О писательстве и писателях. Собрание сочинений [4] - Василий Розанов
Шрифт:
Интервал:
Закладка:
Точкою сосредоточения религии, этого белого чувства, белого сердца еще невинного человека, служит просто момент годового бытия. «От сего дня будем плавать по морю, ловить рыбу, торговать. Но пусть вперед нас побежит по священным волнам священный кораблик. И от всякого-то имени, от всякого человека он понесет… цветок, плод, золотую бляху или немного труда». — «Здравствуй, море! вслед за корабликом — мы сами завтра в твои волны!» И больше — ничего. Никакого другого мотива, ни повода, ни цели в процессии. Просто — жили и радовались.
***Года четыре назад я решился рассмотреть египетские рисунки в здешней Публичной библиотеке. Я служил, и день у меня был занят, а единственное свободное воскресенье заперта бывает библиотека. Ни взять на дом страшно дорогие атласы египетских научных экспедиций, ни даже вытребовать их в общий читальный зал оказалось невозможным. Что же мне было делать? «Четвертая пошла неделя, — а я всегда говею на четвертой, не так тесно», — сказал мне товарищ но службе. — Это меня надоумило. Я отпросился у начальства говеть и с энтузиазмом, какого не могу передать, поспешил в понедельник в заветные и с тех пор священные для меня двери Публичной библиотеки, в ее знаменитые, тихие, поэтические залы «отделений». В самом деле — это прекраснейшее, религиознейшее (по серьезности) здание в Петербурге. Но что читать? А я страшно торопился. Полочек, шкафчиков специально с Египтом — нет. О! теперь я уже знаю все уголки, где старый египетский аист свил себе гнезда, но тогда не знал. К счастью, помог мне случайно встреченный там знакомый. «Да вот длинные красные томы… «Denkmaler» Lepsius’a[69], ну — и довольно, и насытитесь, и нечего больше искать. Смотрите — какие двенадцать томищев: каждый нужно на лошади везти».

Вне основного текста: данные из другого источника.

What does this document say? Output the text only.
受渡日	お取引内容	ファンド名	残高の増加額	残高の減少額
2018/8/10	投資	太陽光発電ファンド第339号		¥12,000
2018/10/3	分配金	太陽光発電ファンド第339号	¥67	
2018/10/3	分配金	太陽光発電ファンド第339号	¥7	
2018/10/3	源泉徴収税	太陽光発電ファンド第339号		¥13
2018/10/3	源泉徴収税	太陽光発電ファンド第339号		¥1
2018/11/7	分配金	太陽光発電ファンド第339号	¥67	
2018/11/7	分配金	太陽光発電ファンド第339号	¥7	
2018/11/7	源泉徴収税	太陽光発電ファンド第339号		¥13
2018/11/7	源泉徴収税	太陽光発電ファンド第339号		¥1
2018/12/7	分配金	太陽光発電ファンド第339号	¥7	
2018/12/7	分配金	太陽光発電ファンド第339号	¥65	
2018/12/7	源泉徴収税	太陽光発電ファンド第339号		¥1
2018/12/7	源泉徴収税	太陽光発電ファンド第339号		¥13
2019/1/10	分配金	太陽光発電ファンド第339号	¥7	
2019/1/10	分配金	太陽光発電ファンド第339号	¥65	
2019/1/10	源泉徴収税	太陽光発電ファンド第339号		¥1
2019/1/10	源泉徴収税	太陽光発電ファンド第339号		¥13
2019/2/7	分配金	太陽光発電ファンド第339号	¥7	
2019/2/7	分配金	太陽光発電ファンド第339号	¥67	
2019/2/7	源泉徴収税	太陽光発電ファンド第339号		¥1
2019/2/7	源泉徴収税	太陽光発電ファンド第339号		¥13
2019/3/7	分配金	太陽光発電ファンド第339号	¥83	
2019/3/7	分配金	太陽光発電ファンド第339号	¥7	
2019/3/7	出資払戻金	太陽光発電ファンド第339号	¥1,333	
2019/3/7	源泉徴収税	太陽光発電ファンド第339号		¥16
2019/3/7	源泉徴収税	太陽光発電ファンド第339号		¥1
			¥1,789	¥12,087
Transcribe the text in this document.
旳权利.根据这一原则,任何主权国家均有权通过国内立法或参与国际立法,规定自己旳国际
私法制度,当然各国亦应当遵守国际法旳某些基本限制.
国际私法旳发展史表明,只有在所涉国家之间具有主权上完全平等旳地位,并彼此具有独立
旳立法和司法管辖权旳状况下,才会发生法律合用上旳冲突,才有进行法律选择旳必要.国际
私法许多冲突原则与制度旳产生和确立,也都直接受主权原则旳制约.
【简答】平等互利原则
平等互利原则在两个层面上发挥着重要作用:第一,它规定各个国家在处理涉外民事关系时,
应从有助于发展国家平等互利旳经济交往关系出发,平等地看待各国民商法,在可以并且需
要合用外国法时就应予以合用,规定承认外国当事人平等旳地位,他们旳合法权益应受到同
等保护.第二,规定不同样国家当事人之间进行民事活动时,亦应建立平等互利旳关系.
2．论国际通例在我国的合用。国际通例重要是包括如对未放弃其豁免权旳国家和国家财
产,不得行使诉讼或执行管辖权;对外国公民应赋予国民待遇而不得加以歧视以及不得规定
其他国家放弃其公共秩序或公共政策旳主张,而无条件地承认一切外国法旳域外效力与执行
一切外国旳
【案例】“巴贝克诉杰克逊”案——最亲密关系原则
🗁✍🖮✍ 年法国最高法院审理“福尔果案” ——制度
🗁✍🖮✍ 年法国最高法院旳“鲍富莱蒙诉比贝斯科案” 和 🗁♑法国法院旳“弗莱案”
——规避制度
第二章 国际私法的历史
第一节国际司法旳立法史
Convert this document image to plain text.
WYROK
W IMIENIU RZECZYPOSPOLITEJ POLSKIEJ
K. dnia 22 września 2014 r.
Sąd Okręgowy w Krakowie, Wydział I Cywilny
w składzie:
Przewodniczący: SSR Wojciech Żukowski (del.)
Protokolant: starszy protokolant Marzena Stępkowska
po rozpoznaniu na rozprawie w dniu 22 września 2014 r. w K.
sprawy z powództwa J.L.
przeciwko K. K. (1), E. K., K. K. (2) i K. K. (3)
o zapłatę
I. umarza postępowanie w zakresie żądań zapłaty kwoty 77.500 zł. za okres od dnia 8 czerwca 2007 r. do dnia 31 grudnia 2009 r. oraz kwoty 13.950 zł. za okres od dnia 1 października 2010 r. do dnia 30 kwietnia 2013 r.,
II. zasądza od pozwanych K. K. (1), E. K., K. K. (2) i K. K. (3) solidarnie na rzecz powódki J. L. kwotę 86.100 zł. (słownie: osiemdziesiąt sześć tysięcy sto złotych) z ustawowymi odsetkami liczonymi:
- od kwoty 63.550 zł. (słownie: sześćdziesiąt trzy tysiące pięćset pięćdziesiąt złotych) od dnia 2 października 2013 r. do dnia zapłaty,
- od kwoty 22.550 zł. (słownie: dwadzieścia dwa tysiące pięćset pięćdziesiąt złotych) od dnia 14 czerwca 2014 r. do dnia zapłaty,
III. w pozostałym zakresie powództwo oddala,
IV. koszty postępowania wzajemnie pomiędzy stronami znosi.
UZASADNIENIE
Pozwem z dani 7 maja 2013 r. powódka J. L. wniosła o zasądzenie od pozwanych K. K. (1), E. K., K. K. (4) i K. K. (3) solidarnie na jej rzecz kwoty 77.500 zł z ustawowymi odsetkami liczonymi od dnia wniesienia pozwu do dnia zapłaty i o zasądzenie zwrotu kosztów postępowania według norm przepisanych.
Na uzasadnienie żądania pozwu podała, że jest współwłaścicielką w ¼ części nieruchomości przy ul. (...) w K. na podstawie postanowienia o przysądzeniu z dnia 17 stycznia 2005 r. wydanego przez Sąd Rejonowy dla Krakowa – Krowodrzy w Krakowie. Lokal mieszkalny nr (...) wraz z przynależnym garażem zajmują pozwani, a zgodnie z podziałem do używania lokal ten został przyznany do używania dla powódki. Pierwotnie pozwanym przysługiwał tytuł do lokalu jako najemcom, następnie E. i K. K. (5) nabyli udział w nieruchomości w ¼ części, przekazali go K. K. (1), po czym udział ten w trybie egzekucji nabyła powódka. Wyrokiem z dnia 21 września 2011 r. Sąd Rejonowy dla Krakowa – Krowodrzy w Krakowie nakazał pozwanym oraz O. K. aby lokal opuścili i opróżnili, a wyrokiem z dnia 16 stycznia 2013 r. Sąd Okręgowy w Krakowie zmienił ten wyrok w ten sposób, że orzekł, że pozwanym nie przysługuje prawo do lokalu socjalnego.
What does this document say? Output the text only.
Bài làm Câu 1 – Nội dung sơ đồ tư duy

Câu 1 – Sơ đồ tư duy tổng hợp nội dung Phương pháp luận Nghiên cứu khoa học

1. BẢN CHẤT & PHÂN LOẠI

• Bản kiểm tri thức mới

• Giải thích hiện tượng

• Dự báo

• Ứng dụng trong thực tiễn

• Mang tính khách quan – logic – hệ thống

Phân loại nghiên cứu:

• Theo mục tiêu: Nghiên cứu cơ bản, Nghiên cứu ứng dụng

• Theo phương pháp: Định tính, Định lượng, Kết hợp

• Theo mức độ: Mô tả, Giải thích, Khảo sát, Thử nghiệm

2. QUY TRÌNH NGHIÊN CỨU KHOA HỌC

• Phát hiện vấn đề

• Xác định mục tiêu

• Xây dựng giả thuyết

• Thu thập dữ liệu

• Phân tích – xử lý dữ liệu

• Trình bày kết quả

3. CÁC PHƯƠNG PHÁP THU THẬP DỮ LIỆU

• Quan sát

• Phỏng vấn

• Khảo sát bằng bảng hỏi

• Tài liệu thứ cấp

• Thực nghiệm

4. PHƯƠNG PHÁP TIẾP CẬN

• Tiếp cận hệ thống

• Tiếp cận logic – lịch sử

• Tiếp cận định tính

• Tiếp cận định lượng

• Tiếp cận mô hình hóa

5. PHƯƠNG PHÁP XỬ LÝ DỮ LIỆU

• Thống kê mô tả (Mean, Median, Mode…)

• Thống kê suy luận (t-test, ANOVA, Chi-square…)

И я погрузился. В шесть дней недели я не терял минуты; потом — немножко страстной недели, потом — субботы летом (день, свободный от занятий в Петербурге) и среди обычно служебной недели хоть денек скажешься больным — и все сюда, в знаменитые и прекраснейшие «отделения». Согрешил, украл у христианского Бога одно говенье и заглянул в Фивские и Гелиопольские святилища.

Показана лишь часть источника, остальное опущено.